Imagine you are given twelve hours to construct an entire play and then only another twelve to memorize the script, find all the costumes, set props, and run through it all before you have to perform it exactly 24 hours after it was written. Does this sound insane? Well, a total of sixteen people pulled it off with help from the Secretary of the White Room and sophomore Windy Vorwick and senior acting stage manager Hannah Sturm.
The 24-Hour Project is hosted in the White Room, a student-run theater in the basement of Montgomery Hall, where twelve hours are set aside on Friday for the writers to make their scripts and the rest of the time to pair up actors and directors with the writers to create a play. There were four total plays this semester with eight actors, four directors and four writers assigned to each.

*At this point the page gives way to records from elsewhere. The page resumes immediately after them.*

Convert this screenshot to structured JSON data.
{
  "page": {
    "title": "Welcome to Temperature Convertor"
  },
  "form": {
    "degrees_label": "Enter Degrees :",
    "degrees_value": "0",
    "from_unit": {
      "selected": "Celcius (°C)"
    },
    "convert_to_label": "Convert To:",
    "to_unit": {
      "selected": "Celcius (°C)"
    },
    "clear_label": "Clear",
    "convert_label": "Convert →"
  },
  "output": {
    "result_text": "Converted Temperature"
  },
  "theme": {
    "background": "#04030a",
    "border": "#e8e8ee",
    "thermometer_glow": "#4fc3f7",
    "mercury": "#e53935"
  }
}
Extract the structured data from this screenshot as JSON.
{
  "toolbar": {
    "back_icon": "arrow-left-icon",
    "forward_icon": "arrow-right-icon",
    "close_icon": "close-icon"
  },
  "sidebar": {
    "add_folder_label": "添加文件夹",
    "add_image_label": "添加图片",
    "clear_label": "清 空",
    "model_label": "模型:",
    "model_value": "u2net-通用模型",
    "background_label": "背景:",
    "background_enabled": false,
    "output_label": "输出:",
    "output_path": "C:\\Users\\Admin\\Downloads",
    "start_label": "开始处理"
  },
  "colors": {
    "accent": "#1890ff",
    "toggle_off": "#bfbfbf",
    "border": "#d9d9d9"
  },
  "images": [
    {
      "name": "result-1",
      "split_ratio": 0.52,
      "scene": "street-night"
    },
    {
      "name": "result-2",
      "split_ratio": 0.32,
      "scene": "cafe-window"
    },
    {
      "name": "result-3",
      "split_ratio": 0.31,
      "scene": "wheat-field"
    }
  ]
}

Participant Rachel Buxton said of the experience, “The hardest part is to get started and to decide what to do. But after that, it was surprisingly easy to get it done.”
Throughout each play the amount of effort and hard work put into every part was visible from the costumes made “from whatever is in your closet or that you can find in the costume room” (according to stage manager Hannah Sturm) to the actual people acting out the scripts as well as the lights and sound people in the back. The one play was written by junior Michael Gill and was aptly named Missed Fortunes. Most definitely a comedy, Missed Fortunes featured a Scrooge-like visitation from a future self to a ruthless businesswoman involved in the famous coffee chain Star-Bucks.
Though most of the plays had humorous aspects, there were little specks of seriousness that would come through now and again. The play Science Hat, as it was named two minutes into its dress rehearsal, was written by senior Kevin Koeser. While it started out as a more serious play, as it developed it involved the audience and became comical. The plot centers around two scientists who are secretly experimenting with a strange metal hat that their company has produced and whose properties they are trying to discern.
Sophomore Hannah Dickmyer was an actor in the last play, Once Upon a Time, written by senior Yna Davis. Dickmyer said that this was her third time doing the 24-Hour Project and that her “favorite part of the play was her next to last line.” She played a princess who has become fed up with her author’s farcical attempts at writing them out of a tower where they are trapped together.
In only a day, about twenty people put together four approximately ten-minute plays that were witty, engaging, and hilarious in their characterization. Besides being exhausted from staying up for a day and rushing to go get everything done, it seems that all involved are also pleased with what they accomplished.